Cocktail Chatter

Grizzly Deaths, Settling for Romney, and Ditching the Penny

The week’s most interesting Slate stories.

The Wapiti grizzly sow with her cubs in June, 2011
A Wapiti sow with her cubs in June, 2011. This sow was the subject of Jessica Grose’s “Death in Yellowstone” article.

James Yule

A Death in Yellowstone: On the trail of a killer grizzly bear,” by Jessica Grose. When two people died in one summer from grizzly bear attacks at Yellowstone, Grose traveled to Montana and Wyoming to investigate the incidents. In her piece, she looks at the park’s decision to euthanize the mama grizzly thought to be responsible for the killings and explores the ethics of imposing a human-style justice system upon bears.

The New Selma? The death of Trayvon Martin has given Sanford, Fla. a bad name,” by David Weigel. After Trayvon Martin’s death, Weigel finds that some residents in his town want to escape from Sanford’s new notoriety. In a related piece, Weigel talks to black residents who are trying to make sense of Martin’s killing.

One Race Is Over. Another Begins: Romney may have beaten Santorum on Tuesday night, but he’s already running against Obama,” by John Dickerson. As Mitt Romney appears to be the inevitable Republican candidate for president, Dickerson assesses the challenges the candidate faces: Republican lethargy, disinterest from swing voters, and a “suitcase-on-the-front-lawn bad” reputation among women.

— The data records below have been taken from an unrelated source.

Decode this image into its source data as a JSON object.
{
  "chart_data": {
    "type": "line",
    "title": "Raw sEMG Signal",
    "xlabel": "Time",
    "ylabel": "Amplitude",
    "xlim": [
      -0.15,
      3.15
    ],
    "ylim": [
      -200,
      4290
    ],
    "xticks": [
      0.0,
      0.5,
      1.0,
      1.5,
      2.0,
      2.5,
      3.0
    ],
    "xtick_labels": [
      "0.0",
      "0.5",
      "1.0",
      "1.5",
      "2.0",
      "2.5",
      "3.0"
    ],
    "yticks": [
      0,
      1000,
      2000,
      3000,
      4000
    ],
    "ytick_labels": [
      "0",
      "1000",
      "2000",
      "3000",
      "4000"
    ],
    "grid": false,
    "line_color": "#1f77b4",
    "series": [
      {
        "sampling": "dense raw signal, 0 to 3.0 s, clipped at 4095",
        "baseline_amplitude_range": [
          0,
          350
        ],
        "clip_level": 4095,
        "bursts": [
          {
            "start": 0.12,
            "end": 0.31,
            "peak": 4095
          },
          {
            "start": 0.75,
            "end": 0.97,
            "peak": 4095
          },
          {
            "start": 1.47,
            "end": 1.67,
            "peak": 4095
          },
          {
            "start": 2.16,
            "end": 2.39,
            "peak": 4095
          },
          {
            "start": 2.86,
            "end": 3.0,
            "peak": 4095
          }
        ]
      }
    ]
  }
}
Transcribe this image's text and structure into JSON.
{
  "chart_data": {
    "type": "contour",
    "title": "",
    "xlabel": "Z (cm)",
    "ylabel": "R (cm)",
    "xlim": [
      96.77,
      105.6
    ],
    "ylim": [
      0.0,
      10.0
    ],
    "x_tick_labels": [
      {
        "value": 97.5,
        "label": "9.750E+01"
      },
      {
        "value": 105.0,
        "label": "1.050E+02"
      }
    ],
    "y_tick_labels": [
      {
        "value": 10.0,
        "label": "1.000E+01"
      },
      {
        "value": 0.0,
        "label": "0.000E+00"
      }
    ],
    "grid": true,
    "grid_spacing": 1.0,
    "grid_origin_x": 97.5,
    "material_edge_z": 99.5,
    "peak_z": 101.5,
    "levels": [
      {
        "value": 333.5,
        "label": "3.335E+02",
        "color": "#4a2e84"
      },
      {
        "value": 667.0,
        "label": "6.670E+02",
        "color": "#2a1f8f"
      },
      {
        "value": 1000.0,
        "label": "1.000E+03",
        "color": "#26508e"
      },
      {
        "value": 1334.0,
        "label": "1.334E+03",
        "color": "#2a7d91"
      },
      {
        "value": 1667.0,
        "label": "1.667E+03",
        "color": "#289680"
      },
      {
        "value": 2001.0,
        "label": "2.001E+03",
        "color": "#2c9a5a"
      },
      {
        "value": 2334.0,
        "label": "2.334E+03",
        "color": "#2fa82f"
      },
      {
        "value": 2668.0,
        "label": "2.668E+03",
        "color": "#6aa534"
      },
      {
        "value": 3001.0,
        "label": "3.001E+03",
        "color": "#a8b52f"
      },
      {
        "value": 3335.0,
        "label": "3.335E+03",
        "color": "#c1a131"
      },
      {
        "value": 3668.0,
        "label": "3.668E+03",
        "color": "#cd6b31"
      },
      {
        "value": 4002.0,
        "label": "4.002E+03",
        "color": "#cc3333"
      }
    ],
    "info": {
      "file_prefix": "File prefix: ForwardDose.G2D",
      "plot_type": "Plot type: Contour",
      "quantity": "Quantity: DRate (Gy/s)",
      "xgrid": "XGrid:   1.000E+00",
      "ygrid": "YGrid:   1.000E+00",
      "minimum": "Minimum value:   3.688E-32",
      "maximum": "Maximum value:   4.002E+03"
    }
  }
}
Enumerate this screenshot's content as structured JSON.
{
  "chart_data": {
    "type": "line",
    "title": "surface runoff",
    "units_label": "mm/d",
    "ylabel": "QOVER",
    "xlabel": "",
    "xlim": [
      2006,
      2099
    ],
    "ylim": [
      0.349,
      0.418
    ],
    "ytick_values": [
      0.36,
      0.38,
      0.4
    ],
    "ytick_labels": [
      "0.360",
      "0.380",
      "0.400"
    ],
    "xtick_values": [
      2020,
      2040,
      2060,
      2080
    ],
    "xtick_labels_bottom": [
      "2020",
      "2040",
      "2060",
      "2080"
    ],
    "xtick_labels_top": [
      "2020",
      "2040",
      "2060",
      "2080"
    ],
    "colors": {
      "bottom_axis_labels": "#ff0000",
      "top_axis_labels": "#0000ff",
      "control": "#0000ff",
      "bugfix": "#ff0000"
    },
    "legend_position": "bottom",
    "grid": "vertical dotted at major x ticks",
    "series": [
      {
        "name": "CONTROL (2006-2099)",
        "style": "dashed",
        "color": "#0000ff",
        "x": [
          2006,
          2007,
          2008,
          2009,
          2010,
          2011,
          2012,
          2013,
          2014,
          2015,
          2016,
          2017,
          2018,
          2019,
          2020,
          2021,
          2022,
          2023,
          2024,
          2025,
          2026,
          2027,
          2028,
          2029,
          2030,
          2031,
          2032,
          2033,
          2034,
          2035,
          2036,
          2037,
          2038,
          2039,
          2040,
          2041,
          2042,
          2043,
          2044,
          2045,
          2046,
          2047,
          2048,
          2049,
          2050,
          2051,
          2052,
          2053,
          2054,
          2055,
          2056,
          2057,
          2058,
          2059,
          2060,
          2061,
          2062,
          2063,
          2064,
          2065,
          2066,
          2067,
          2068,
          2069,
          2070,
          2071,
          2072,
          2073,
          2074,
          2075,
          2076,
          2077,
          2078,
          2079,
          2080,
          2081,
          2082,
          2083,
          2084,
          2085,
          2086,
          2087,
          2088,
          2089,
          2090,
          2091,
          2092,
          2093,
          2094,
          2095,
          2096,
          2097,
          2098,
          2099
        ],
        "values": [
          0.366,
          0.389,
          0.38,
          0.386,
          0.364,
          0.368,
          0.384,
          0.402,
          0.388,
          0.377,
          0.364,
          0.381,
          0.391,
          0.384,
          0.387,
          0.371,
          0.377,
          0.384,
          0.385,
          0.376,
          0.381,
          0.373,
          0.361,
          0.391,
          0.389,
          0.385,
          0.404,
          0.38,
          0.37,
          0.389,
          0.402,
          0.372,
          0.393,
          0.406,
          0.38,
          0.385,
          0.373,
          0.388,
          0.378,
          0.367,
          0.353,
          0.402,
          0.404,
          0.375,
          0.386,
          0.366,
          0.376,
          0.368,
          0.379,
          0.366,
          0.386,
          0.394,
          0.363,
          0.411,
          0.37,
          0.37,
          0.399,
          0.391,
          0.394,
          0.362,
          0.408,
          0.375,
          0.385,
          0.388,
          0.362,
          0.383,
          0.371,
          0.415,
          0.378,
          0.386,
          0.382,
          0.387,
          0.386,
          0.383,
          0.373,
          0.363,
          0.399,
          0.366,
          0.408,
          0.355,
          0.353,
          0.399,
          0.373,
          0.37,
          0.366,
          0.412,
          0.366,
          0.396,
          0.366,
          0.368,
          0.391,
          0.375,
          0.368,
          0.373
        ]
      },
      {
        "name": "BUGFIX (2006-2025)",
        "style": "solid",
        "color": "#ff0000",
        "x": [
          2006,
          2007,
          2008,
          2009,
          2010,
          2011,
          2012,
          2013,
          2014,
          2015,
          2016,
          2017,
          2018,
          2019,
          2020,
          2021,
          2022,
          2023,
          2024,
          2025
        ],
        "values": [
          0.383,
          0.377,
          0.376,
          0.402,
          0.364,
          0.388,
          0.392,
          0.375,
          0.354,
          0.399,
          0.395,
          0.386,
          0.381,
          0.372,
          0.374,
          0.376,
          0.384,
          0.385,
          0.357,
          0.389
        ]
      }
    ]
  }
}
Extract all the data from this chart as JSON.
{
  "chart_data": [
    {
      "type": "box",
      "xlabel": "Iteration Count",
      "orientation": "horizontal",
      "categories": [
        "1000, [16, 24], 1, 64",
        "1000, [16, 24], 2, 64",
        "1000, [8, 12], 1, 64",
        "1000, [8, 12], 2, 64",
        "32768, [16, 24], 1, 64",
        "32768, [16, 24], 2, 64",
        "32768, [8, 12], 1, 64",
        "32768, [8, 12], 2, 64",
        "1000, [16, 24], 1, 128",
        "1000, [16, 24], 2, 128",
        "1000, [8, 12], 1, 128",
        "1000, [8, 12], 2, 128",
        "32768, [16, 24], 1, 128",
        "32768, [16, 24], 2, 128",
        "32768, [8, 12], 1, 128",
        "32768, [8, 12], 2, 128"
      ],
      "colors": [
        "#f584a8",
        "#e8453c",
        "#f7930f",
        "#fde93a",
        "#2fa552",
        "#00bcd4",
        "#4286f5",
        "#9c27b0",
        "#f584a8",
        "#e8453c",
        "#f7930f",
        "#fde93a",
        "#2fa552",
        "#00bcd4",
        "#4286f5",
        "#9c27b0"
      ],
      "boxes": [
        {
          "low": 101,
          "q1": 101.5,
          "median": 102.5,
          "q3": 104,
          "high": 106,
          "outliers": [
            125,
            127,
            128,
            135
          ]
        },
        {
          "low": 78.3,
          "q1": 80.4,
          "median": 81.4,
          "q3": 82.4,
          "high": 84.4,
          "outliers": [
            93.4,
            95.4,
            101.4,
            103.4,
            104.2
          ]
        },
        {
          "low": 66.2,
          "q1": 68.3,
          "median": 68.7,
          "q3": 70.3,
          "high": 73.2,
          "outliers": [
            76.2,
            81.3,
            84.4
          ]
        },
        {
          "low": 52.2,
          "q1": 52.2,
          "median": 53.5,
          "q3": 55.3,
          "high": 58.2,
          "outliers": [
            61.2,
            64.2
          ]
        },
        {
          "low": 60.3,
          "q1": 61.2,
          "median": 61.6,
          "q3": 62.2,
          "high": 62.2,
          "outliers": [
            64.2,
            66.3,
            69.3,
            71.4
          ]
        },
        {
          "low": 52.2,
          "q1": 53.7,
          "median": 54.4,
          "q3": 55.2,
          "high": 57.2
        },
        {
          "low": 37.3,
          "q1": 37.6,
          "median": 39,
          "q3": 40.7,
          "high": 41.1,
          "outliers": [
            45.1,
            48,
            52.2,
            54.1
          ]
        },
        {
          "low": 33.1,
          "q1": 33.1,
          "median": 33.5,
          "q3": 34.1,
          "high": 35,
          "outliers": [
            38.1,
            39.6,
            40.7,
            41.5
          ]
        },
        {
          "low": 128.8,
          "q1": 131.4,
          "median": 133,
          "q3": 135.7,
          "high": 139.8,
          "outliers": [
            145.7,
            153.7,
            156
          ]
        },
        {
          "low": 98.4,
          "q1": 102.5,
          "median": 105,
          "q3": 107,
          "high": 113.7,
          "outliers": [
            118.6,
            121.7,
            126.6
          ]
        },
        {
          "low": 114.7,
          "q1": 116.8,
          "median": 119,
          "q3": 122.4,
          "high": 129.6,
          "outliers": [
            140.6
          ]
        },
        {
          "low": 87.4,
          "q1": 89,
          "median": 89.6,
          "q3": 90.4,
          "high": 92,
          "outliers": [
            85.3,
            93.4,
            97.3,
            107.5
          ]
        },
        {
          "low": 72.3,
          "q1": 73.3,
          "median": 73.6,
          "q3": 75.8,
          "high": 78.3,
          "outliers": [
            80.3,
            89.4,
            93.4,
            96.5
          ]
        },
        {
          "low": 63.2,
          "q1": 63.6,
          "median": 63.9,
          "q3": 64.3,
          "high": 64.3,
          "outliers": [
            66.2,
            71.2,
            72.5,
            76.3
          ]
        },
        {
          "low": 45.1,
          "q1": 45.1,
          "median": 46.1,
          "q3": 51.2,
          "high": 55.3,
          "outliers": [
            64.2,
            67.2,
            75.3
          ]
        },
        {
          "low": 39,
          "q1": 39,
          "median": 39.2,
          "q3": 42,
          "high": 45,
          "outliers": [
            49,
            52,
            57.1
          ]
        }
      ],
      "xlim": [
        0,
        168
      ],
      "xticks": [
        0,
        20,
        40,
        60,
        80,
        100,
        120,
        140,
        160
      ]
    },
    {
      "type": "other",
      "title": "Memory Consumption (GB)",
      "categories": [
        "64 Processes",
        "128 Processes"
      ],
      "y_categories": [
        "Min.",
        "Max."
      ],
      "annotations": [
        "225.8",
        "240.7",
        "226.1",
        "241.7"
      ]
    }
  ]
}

 “No Pennies for Your Thoughts: The United States should follow Canada’s lead and ditch one-cent coins,” by Matthew Yglesias. Poor little pennies. The cost to produce the copper-plated coins now outweighs their value, and Yglesias suggests it’s time to eliminate the unprofitable denomination just as Canada is doing this year.

Emancipation of the Minors: Hundreds of pro baseball players make just $1,100 per month. Where is their César Chávez?” by Lily Rothman. Being a minor league baseball player is “the sports world equivalent of an unpaid internship,” Rothman writes. But with no current union and eager, young players not wanting to ruin their chances of making it to the pros, a unionized minor league with a living wage for its ballplayers doesn’t seem likely.

Expensive China: A $31 million scroll, an $86 million vase, and other items from the Chinese antiques boom,” by Franz Lidz. Chinese works are selling at hugely inflated prices to newly rich buyers from mainland. Why? Lidz says, “In a cultural phenomenon with fascinating economic and sociological underpinnings, the mainland’s nouveau riche are paying emperor’s ransoms to reclaim their country’s treasures.”

You Autocomplete Me: Could Web-search algorithms make spelling a lost art?” by Will Oremus. Machines long ago mastered arithmetic calculations and now they’re taking on spelling. Oremus talks about Google’s Autocomplete and the effect it might have on our spelling abilities.

Is Science Really Moving Faster Than Ever?” by Konstantin Kakaes and Daniel Sarewitz. In a series of dialogues, Future Tense collaborators debate whether science’s rapid pace is producing results or just satisfying scientists’ curiosities.

What T.S. Eliot Teaches Us About the GOP Primary: Romney’s Etch A Sketch. Santorum’s pink bowling ball. The poet and critic understood how a concrete thing could sum up a person—or a candidate,” by Katy Waldman. In today’s political culture where you know everything and nothing about a politician, Waldman argues that gaffes like Santorum’s pink bowling ball chastisement “have tapped into and solidified the abstractions, the popular anxieties, swirling around these two candidates.”

A Secret Plot in Syria: An illustrated account of the 1949 coup—possibly CIA-assisted—that plunged the country into decades of political turmoil,” by Andy Warner. Brush up on your Syrian history with Warner’s illustrated, straightforward account of the series of coups and political jostlings that brought Syria to its current armed conflict against a dictator. And the CIA may have started it all.